What would you grab if you had seconds? What would you take if you had a couple of hours?

Like everyone else in the province this week, newsroom conversation has drifted to the wildfires engulfing parts of the province, and what we would do if it was us.

I like to be prepared (I’ve got an earthquake supply box ready at home) and the Fort McMurray fires last year brought into sharp relief the unpredictability and power of something like that once it gets going.

Fortunately, up to this point, the most contact I’ve ever had with a significant wildfire is the smoke that travels hundreds of kilometres and hazes up the sky. Two years ago we had ash fall and an orange sun for a couple of days.

My home has never been threatened. But what if?

That’s what had me talking to a colleague in the newsroom Monday afternoon.
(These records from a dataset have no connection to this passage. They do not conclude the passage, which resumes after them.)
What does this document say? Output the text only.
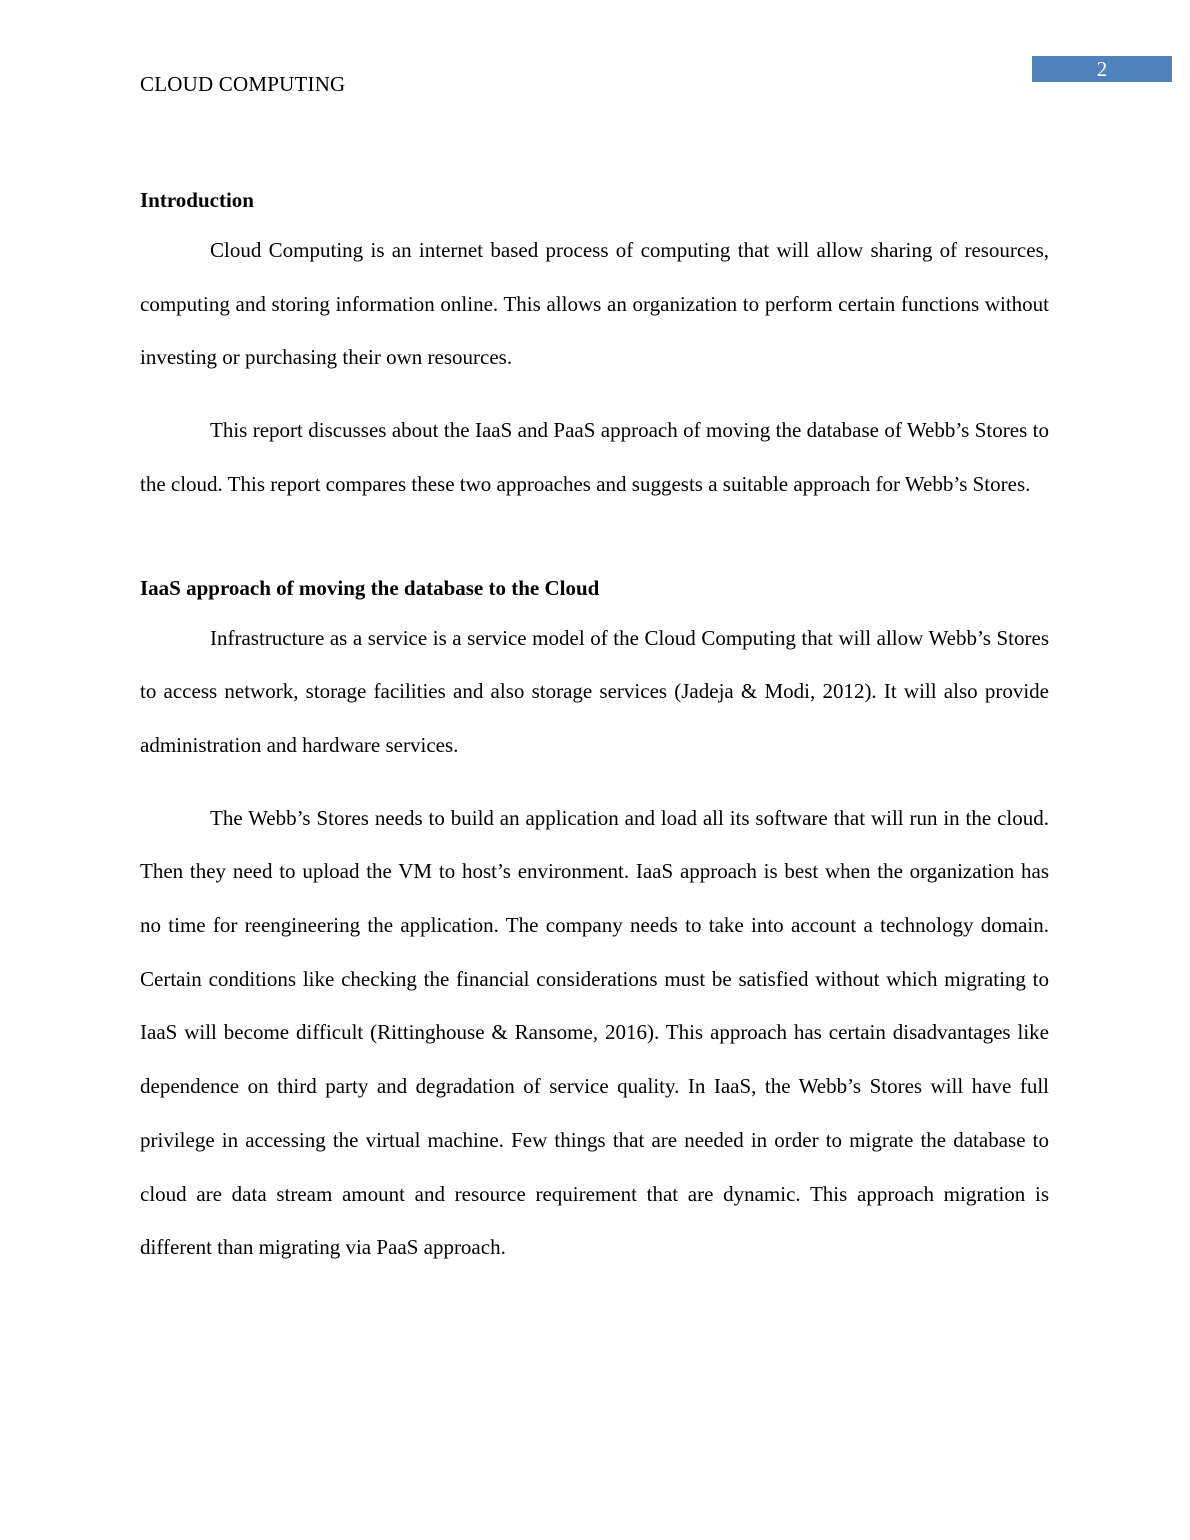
2
CLOUD COMPUTING
Introduction

Cloud Computing is an internet based process of computing that will allow sharing of resources, computing and storing information online. This allows an organization to perform certain functions without investing or purchasing their own resources.

This report discusses about the IaaS and PaaS approach of moving the database of Webb’s Stores to the cloud. This report compares these two approaches and suggests a suitable approach for Webb’s Stores.

IaaS approach of moving the database to the Cloud

Infrastructure as a service is a service model of the Cloud Computing that will allow Webb’s Stores to access network, storage facilities and also storage services (Jadeja & Modi, 2012). It will also provide administration and hardware services.

The Webb’s Stores needs to build an application and load all its software that will run in the cloud. Then they need to upload the VM to host’s environment. IaaS approach is best when the organization has no time for reengineering the application. The company needs to take into account a technology domain. Certain conditions like checking the financial considerations must be satisfied without which migrating to IaaS will become difficult (Rittinghouse & Ransome, 2016). This approach has certain disadvantages like dependence on third party and degradation of service quality. In IaaS, the Webb’s Stores will have full privilege in accessing the virtual machine. Few things that are needed in order to migrate the database to cloud are data stream amount and resource requirement that are dynamic. This approach migration is different than migrating via PaaS approach.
What would you grab if you had seconds? What would you take if you had a couple of hours?

He hadn’t ever thought about what his plan would be, but I had my priorities well thought out.

The worst part of these kinds of disasters to me (aside, of course, from any loss of human life) are the animals in danger. It makes my heart contract to hear from the folks who weren’t allowed to get their goats or horses, dogs or cats. Without a doubt, after the people are taken care of, the first thing I would grab are my cats. Then my important papers like my birth certificate and such. Then my computer and photo albums (which I hope to get digitized so I only have to grab the laptop).

My mom had a great suggestion: make sure you have a neighbour who’s around quite a bit who has a key to your home who could grab your pets for you if you were stuck outside an evacuation zone and officials wouldn’t let you through.

If there’s a little more time I’d grab a suitcase and pack a few clothes and toiletries.

A great idea I heard from someone who evacuated from the Interior was to take a video of your place, so you have something to show the insurance company when it comes to replacing your belongings.

Because the truth is that most of my stuff can be replaced. Thinking about this kind of scenario really brings home the acknowledgement of the things that can’t.

We’ve got pretty tough hides in the news business. But I defy anyone not to feel something for what the evacuees are going through. I don’t envy my colleagues who are having to cover the story and also worry about their own homes.

So when we print, for the umpteenth time, that you should obey the campfire ban, not toss your cigarette butt out the car window, and maybe forgo the ATV ride through the dry grass, it’s not just another PSA, at least not to me.

It’s a personal plea: don’t make me use my evacuation plan. I don’t want you to have to use yours, either.